„To zwykła ludzka złośliwość". Spór o parking przy cmentarzu

07.04.2021   Autor: Jakub Sierakowski
731---
Spór o miejsca parkingowe w Złotowie. „To zwykła ludzka złośliwość" - mówi właścicielka przycmentarnego sklepu, skarżąc się na zachowanie straży miejskiej. Ta odpowiada, że nie ma sobie nic do zarzucenia i że chodzi tutaj o konflikt interesów z drugim przedsiębiorcą. Kto ma rację?

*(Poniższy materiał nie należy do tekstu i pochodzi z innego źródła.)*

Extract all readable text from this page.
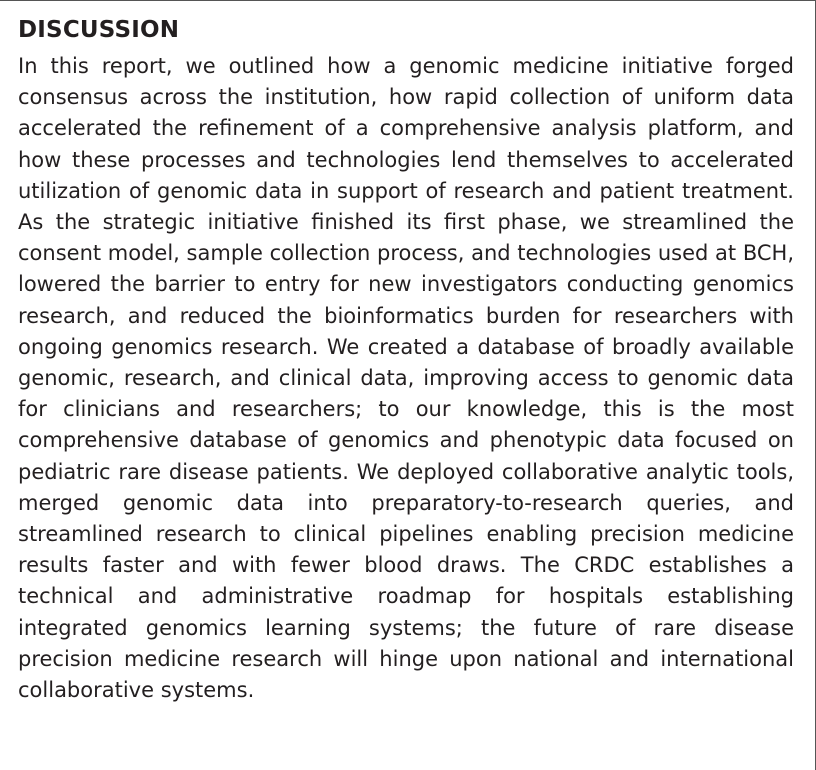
DISCUSSION

In this report, we outlined how a genomic medicine initiative forged consensus across the institution, how rapid collection of uniform data accelerated the refinement of a comprehensive analysis platform, and how these processes and technologies lend themselves to accelerated utilization of genomic data in support of research and patient treatment. As the strategic initiative finished its first phase, we streamlined the consent model, sample collection process, and technologies used at BCH, lowered the barrier to entry for new investigators conducting genomics research, and reduced the bioinformatics burden for researchers with ongoing genomics research. We created a database of broadly available genomic, research, and clinical data, improving access to genomic data for clinicians and researchers; to our knowledge, this is the most comprehensive database of genomics and phenotypic data focused on pediatric rare disease patients. We deployed collaborative analytic tools, merged genomic data into preparatory-to-research queries, and streamlined research to clinical pipelines enabling precision medicine results faster and with fewer blood draws. The CRDC establishes a technical and administrative roadmap for hospitals establishing integrated genomics learning systems; the future of rare disease precision medicine research will hinge upon national and international collaborative systems.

Na pierwszy rzut oka to zwykłe miejsca parkingowe przy sklepie nieopodal cmentarza. Jak się jednak okazuje, spór wokół nich nie ma nic wspólnego ze spokojną i nostalgiczną atmosferą nekropolii. -Zaczęło się od tego, że stawiam auto podjeżdżając do pracy, pod sklepem - tłumaczy właścicielka sklepu przy cmentarzu Magdalena Jagodzińska

Według pani Magdaleny, straż miejska w Złotowie robi jej problemy w związku z parkowaniem samochodów przy sklepie. I to pomimo braku znaku zakazu, a w planie zagospodarowania tego terenu są tam właśnie miejsca parkingowe.  Straż miejska zgłasza uwagi nie tylko jej - problemem mają być także jej dostawcy. -To jest niby miejsce dla moich dostawców, ale chyba to ja wiem kiedy dostawcy przyjeżdżają, z której strony i gdzie zostawić dla nich miejsce. Na koniec rozmowy okazało się, że po prostu zasłaniam innemu handlującemu towar i blokuję dojście do jego straganu. Jak widać auto stoi, nikogo nie blokuję, konkurencji nie ma… - dodaje właścicielka. 
 
To właśnie konkurencja, według straży miejskiej, to w tej sprawie słowo klucz. -Moim zdaniem osią sporu jest konkurencja - nie kryje komendant Straży Miejskiej w Złotowie Ryszard Macanko. Straż w tym sporze ustawia się w roli mediatora. Zdaniem funkcjonariuszy,  chodzi tutaj o konflikt pomiędzy panią Magdaleną, a innym sprzedawcą, który stawia swój stragan właśnie na tym newralgicznym miejscu. To obywatel Ukrainy, według którego pani Magdalena przeszkadza mu w prowadzeniu działalności. Dlatego zgłasza to straży miejskiej. -Ja wykonywałem swoją pracę. Uważam, że praca nie jest łatwa, bo trudno znaleźć rozwiązanie, które zadowalałoby obie strony. Rozwiązanie, które zaproponowaliśmy i które weszło w życie trwało dwa lata i był spokój, nie było żadnych kłótni, żadnych problemów - dodaje komendant. 
 
To rozwiązanie, według Ryszarda Macanko miało polegać na tym, że sprzedawcy nie wchodzili  sobie w drogę. To się jednak jakiś czas temu miało zmienić. W sprawie pojawił się także kolejny wątek - pani Magdalena złożyła skargę na komendanta straży miejskiej do Urzędu Miasta Złotowa. Chodzi o kłótnię o miejsca parkingowe, która miała miejsce w sklepie - Ryszard Macanko, według właścicielki, miał zachowywać się nieodpowiednio. Komendant odpowiada, że rzeczywiście podniósł głos, ale tak samo zrobiła jego rozmówczyni. Sprawę rozstrzygnie miejska komisja skarg, wniosków i petycji.